Amnesty Report Andorra 29. März 2022

Andorra 2021

Das Foto zeigt mehrere Frauen bei einer Demonstration mit Schildern und Plakaten.

Protest für die Legalisierung von Abtreibung von der Frauenrechtsorganisation "Stop Violències" in Andorra (Archivbild 2018)

Menschenrechtsverteidiger_innen

Im Januar 2021 forderten drei UN-Sonderberichterstatter_innen gemeinsam mit der UN-Arbeitsgruppe zur Diskriminierung von Frauen und Mädchen die andorranischen Behörden auf, die augenscheinlichen Repressalien gegen Vanessa Mendoza Cortés einzustellen. Die Menschenrechtsverteidigerin und Präsidentin der Organisation Stop Violències wurde wegen ihrer Zusammenarbeit mit UN-Menschenrechtsmechanismen strafrechtlich verfolgt.

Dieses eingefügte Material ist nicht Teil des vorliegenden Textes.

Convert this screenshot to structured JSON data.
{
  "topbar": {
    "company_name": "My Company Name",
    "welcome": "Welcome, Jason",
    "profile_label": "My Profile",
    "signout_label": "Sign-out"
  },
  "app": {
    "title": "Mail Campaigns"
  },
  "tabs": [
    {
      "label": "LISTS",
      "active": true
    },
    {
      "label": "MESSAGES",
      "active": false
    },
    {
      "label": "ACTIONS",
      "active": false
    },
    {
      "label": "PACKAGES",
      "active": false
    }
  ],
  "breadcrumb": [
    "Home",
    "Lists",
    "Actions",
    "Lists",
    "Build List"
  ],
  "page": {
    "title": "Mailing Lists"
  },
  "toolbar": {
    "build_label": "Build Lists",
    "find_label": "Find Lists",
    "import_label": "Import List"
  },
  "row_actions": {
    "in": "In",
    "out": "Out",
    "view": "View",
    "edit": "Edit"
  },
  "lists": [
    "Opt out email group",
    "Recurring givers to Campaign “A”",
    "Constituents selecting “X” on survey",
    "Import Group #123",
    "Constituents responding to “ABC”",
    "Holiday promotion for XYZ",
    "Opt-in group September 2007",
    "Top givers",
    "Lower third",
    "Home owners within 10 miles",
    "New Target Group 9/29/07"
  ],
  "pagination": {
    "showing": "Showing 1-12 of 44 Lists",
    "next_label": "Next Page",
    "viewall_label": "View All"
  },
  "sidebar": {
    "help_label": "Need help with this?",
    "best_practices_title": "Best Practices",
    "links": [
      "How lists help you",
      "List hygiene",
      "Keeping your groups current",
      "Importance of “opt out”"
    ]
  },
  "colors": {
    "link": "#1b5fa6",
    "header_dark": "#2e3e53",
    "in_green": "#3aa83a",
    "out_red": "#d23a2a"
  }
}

Im Februar 2021 musste sich Vanessa Mendoza Cortés vor einer Richterin verantworten. Sie war 2020 von der Staatsanwaltschaft angeklagt worden, nachdem die andorranische Regierung Strafanzeige gegen sie erstattet hatte, weil sie sich im Vorjahr vor dem UN-Ausschuss zur Beseitigung jeder Form von Diskriminierung der Frau und gegenüber der Presse für die Entkriminalisierung von Schwangerschaftsabbrüchen und die Verbesserung der Frauenrechte ausgesprochen hatte. Ursprünglich war sie u. a. wegen Verleumdung des Kofürsten und der Regierungsinstitutionen angeklagt worden. Im Juni ließ die Staatsanwaltschaft zwei mit Haftstrafen belegte Anklagen wegen Verleumdung fallen, behielt aber die Anklage wegen Verleumdung der Institutionen bei, die eine Geldstrafe von bis zu 30.000 Euro nach sich ziehen kann.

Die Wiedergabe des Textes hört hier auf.